En sonunda Mayıs Sıkıntısı bittiğinde, İvan Drago’yu yıkmış Raki Balboa gibi hissediyordum kendimi. Tabi sonra çok dedim kendime, delimiskti seni evladım çıksaydın ya filmden diye ama nafile. Ben daha bu sene başladım tabağımda yemek bırakmaya kardeşim! Bir filmi yarısında bırakıp çıkmam da herhalde bir on seneyi bulur. Mayıs Sıkıntısı’ndan çıktıktan sonra uzun uzun düşündüm. İnsan niye bu kadar sıkıcı bir film çeker diye. Sonra Nuri Bilge’nin hayali kafama vurdu. “Adına bak salak!” diyerek. Film sıkıcı değil aslında. Konu sıkıntı. Mesele o zaman aklıma yattı işte.

Yıllar önce film festivalinin en dandik filmleri bile bir şekilde allayıp pullamayı beceren kitapçığında adını hatırlamadığım bir yönetmenin filmleri hakkında yaptığı bir yorumu okumuştum. Aşağı yukarı şöyle diyordu adam: “Ben insanların filmimi seyrederken göz yaşı dökmelerini ya da gülmelerini amaçlamıyorum. İğrenmelerini hatta mümkünse seyrederken kusmalarını bekliyorum”. Bu bir bakış açısıdır. Sanat yapılırken fena halde öznel bir şeydir. Bir iç amacı vardır. Fakat bittikten sonra (aklıma Uykusuzdan bir köşe geldi, klişe dövenler. “Sanat eseri hiçbir zaman tam olarak bitmez” lafını kullananları da orda dövsünler lütfen. Ki geçen gün Selim İleri bir radyo programında söyledi, ondan başlanabilir) sergilenme aşamasına geldiğinde bu sefer de alıcı tarafından fena halde öznel bir şey haline gelir. Şimdi bu bahsettiğim iğrenç-film-yapar-yönetmenin filmlerini seyrederken biz her şeye-kadir-herşeyi-bilir-herşeyden-anlar Türk seyircisinin tepkisi “Ay ne kadar iğrenç bir film yapmış! Iykk!” olarak gelişir. O filmi es kaza izlediysen adamın adını bir kenara yazarsın bir daha da filmini izlemezsin.
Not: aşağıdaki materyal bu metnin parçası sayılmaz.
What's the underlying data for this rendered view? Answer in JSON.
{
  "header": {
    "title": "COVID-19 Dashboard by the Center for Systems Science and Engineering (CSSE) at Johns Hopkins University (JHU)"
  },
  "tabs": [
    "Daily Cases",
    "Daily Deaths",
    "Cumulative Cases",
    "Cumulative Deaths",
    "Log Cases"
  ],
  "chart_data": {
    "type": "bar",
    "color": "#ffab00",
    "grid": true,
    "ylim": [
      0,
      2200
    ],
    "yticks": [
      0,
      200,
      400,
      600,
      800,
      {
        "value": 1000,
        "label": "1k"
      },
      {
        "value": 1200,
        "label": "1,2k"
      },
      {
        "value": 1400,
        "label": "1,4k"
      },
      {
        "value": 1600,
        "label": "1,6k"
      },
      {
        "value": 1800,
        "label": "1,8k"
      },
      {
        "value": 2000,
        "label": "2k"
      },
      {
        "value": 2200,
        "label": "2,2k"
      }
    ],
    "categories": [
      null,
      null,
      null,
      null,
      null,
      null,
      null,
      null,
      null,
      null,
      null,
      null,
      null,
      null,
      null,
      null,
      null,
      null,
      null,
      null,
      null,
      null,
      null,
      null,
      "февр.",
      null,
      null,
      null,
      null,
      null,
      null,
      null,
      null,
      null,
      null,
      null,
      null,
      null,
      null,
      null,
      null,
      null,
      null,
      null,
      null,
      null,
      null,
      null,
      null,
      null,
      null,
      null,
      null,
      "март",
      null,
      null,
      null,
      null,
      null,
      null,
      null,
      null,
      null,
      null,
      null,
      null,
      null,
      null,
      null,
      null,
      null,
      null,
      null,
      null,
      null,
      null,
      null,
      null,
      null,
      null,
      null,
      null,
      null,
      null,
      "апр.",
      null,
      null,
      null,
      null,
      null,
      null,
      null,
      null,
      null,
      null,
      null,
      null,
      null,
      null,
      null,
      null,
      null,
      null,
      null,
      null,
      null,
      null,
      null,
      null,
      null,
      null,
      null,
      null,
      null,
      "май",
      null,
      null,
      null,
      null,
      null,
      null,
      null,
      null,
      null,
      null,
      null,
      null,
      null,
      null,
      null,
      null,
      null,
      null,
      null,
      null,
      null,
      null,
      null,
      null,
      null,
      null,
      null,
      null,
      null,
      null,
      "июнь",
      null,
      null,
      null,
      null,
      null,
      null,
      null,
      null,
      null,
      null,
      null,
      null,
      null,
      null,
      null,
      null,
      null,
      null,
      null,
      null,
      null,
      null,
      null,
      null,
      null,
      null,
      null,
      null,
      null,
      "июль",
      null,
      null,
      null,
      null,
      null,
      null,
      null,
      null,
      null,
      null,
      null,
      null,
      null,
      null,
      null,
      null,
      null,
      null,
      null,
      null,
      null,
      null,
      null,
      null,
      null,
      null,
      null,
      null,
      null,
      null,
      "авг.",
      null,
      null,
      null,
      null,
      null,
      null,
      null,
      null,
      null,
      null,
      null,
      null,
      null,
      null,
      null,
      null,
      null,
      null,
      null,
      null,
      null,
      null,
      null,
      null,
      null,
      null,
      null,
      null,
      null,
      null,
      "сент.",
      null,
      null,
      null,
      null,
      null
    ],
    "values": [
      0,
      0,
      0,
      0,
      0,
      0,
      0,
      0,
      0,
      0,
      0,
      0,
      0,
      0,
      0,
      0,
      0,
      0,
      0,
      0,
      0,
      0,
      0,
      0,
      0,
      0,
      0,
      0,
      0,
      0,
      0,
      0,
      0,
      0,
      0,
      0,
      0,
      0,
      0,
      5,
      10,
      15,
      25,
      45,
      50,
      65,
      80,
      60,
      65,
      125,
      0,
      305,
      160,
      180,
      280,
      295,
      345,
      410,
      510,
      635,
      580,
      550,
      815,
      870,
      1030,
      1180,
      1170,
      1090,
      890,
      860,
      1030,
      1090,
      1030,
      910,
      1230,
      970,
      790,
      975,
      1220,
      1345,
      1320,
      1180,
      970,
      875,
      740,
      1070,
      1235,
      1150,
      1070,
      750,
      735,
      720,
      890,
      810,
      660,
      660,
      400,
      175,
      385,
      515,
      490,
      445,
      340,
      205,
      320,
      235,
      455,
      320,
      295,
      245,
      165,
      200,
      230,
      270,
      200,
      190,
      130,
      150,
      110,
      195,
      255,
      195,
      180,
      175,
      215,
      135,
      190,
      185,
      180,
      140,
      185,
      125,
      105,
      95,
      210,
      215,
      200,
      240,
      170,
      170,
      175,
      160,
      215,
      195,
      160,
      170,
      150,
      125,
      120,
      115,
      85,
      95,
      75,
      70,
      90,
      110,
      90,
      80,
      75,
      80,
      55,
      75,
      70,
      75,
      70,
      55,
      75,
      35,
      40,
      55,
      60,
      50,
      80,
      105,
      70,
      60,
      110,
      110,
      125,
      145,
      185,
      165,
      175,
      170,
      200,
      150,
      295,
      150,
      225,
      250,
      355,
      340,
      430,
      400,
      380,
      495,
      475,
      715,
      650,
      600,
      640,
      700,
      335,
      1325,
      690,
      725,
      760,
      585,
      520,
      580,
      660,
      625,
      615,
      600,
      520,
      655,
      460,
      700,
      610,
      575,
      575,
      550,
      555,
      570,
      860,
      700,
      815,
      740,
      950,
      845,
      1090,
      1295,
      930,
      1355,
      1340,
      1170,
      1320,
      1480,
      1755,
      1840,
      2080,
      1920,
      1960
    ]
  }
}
Nuri Bilge’nin filmleri müthiş sıkıcıdır. “Ben o adamın filmlerine katlanamıyorum” diyorsan oturmazsın filmin başına ve izlemezsin. Ama aynı zamanda, elin oğlu ahan da bu bir sanat eseridir diyerek pisuarı sergiye koyduğunda da “Aman Allahım! İşte sanatta devrim yapan bir eser!” de dememek gerekir.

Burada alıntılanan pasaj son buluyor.